Sonderposten aus Zuwendungen zur Finanzierung des Anlagevermögens

Bilanzierungs- und Bewertungsgrundsätze

Für die Aufstellung des Jahresabschlusses waren die nachfolgenden Bilanzierungs- und Bewertungsmethoden maßgebend.

Erworbene immaterielle Vermögensgegenstände sind zu Anschaffungskosten bilanziert und werden, sofern sie der Abnutzung unterliegen, entsprechend ihrer Nutzungsdauer um planmäßige lineare Abschreibungen vermindert. Die Nutzungsdauer betragen zwischen 3 und 5 Jahren.

Das Sachanlagevermögen ist mit Anschaffungs- bzw. Herstellungskosten bewertet und wird, soweit abnutzbar, um planmäßige Abschreibungen vermindert.

Betriebseinbauten in Fremdgebäude werden über eine Nutzungsdauer von 10 Jahren und bewegliches Sachanlagevermögen über 3 bis 12 Jahre abgeschrieben. Die Abschreibungsdauern orientieren sich an der betriebsgewöhnlichen Nutzungsdauer.

Die Abschreibungen auf Zugänge des Sachanlagevermögens werden zeitanteilig vorgenommen. Geringwertige Anlagegüter bis zu einem Wert von € 250,00 € werden im Jahr des Zugangs voll abgeschrieben; ihr sofortiger Abgang wird unterstellt. Für geringwertige Anlagegüter mit einem Wert zwischen € 250,00 und € 1.000,00 wird entsprechend den steuerlichen Vorschriften ein Sammelposten gebildet, der linear über einen Zeitraum von 5 Jahren abgeschrieben wird.

Die Bewertung der Roh-, Hilfs- und Betriebsstoffe erfolgt mit den Anschaffungskosten zu Durchschnitts- oder niedrigeren Marktpreisen unter Beachtung des Niederstwertprinzips. Für die Vorräte des medizinischen Bedarfs an Roh-, Hilfs- und Betriebsstoffen in den Laboratorien werden Festwerte nach § 240 Abs. 3 HGB gebildet. Jährlich erfolgt eine körperliche Bestandsaufnahme für ein Drittel des Gesamtbestandes. Durch die jährliche rotierende Bestandsaufnahme einzelner Laboratorien ist gewährleistet, dass alle drei Jahre die Festwerte über die gesamten Roh-, Hilfs- und Betriebsstoffe neu ermittelt werden.

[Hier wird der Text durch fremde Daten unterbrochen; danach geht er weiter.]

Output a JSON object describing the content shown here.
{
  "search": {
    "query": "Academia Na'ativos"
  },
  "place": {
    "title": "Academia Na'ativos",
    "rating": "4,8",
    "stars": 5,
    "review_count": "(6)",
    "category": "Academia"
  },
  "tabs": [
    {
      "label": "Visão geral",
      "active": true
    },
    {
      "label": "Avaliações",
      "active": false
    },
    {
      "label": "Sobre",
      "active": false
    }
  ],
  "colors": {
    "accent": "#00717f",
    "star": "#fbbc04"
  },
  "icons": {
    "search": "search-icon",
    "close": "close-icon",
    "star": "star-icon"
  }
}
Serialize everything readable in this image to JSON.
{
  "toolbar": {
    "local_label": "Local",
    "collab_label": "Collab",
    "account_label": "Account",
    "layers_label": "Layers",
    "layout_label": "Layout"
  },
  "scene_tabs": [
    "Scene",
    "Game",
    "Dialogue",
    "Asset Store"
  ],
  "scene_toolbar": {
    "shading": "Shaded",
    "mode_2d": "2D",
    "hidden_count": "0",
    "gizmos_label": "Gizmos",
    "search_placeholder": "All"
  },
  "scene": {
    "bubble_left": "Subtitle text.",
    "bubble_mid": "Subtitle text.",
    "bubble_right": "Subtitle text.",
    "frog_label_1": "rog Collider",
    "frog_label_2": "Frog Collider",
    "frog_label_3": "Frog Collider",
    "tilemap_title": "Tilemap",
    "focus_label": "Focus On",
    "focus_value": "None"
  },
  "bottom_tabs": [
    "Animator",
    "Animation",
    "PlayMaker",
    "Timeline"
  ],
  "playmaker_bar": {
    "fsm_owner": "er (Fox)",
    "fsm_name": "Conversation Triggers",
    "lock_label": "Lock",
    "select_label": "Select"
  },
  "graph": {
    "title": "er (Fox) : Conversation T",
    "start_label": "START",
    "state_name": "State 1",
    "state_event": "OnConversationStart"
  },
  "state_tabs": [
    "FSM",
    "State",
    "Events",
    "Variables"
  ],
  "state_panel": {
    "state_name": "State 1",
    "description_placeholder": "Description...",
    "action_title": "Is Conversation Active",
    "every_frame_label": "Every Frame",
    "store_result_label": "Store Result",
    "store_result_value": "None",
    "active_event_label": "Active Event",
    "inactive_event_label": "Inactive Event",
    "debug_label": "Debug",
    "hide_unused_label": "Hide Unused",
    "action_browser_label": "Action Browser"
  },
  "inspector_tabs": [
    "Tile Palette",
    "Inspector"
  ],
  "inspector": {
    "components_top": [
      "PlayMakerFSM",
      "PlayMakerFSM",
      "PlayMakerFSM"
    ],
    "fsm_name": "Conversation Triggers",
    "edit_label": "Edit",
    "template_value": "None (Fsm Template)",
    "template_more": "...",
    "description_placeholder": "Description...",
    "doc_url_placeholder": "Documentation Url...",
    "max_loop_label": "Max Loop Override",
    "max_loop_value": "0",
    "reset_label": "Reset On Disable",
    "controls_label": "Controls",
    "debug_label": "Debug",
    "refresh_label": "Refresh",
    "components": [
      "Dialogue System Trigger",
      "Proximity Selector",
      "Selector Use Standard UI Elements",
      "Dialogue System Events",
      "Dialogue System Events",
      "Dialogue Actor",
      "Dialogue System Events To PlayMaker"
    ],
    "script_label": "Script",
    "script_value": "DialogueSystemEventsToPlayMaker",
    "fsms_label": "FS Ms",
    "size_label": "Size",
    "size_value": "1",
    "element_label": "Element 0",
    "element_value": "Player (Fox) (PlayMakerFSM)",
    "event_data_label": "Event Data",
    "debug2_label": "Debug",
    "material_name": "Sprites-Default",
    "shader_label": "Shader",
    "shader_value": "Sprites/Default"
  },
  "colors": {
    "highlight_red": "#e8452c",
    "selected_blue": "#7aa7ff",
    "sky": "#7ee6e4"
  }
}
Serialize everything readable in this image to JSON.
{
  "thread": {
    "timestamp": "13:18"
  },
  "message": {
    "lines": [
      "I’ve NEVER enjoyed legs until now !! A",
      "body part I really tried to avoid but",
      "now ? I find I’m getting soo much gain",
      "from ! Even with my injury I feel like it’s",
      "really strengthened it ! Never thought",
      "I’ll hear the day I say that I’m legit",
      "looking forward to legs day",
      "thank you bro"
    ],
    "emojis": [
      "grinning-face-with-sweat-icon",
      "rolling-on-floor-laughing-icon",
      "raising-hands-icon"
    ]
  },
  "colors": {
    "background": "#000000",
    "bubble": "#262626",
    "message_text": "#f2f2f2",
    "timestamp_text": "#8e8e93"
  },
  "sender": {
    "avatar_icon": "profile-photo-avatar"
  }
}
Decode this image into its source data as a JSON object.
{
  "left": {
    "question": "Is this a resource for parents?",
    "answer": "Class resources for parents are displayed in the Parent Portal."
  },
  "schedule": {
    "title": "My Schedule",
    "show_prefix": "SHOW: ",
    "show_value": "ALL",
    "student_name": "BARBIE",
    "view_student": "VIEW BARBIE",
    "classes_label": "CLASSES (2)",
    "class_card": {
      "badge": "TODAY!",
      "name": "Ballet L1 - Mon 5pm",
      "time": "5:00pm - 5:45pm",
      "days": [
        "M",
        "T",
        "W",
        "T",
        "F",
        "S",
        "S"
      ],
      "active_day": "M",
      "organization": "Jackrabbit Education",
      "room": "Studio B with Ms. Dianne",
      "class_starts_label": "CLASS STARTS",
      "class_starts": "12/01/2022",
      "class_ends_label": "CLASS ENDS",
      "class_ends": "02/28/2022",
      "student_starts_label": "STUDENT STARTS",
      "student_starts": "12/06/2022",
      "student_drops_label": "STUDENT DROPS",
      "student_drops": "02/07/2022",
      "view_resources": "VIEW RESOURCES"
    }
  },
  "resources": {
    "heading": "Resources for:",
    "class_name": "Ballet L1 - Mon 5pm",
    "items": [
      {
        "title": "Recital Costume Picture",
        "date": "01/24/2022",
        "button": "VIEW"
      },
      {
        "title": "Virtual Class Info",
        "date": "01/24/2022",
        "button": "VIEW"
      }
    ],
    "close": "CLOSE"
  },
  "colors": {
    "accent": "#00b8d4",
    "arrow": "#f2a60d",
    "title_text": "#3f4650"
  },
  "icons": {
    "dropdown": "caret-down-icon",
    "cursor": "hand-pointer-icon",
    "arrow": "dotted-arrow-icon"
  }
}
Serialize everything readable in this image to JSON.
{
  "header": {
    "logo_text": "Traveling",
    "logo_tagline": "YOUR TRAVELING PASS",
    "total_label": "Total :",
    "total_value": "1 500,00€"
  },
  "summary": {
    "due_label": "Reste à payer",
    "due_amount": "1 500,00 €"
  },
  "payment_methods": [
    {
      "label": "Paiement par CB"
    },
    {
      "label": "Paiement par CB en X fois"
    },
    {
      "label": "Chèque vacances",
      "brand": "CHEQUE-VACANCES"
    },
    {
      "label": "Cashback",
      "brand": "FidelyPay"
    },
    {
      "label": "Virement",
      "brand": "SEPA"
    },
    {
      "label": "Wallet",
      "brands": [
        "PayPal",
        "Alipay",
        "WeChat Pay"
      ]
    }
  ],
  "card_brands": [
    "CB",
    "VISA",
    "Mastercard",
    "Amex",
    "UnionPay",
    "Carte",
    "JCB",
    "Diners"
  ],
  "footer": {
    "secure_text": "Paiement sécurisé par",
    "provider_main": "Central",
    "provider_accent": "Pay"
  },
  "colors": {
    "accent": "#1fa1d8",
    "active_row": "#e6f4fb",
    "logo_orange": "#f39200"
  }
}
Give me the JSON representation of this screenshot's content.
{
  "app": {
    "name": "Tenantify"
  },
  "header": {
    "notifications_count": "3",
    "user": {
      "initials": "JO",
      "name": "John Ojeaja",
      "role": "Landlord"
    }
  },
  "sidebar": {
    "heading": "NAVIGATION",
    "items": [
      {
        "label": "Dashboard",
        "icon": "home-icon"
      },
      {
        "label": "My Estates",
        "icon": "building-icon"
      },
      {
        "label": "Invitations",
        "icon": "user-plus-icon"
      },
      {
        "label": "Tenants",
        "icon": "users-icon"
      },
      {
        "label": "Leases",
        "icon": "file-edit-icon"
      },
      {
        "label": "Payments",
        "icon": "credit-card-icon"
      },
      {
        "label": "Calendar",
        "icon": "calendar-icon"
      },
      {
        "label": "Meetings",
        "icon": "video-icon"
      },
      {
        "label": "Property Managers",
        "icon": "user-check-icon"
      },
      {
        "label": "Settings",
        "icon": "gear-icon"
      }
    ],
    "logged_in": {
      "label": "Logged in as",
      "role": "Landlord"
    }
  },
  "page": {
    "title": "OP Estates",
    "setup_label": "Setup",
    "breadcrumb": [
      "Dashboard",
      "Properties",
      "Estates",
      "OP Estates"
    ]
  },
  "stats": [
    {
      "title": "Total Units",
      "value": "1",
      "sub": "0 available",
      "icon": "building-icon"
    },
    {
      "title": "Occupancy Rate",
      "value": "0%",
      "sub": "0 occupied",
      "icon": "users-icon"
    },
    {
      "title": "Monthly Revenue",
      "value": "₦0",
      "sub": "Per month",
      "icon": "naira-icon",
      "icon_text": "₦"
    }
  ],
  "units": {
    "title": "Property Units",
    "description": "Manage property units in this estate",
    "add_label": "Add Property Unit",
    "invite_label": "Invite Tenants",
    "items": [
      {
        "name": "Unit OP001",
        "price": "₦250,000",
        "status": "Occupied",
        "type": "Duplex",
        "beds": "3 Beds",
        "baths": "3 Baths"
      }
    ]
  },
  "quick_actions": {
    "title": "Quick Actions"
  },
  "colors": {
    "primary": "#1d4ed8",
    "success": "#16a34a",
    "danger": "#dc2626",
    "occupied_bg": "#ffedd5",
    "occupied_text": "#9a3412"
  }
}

Die Forderungen und sonstigen Vermögensgegenstände sind zum Nennwert angesetzt. Allen risikobehafteten Posten ist durch Bildung angemessener Einzelwertberichtigungen Rechnung getragen.

Der Kassenbestand und die Guthaben bei Kreditinstituten sind zum Nennwert angesetzt.

Als Rechnungsabgrenzungsposten werden auf der Aktivseite Ausgaben vor dem Abschlussstichtag ausgewiesen, soweit sie Aufwand für eine bestimmte Zeit nach diesem Tag darstellen.

Das gezeichnete Kapital ist zum Nennwert bewertet. Die Kapitalrücklagen sind zum Nominalwert bewertet.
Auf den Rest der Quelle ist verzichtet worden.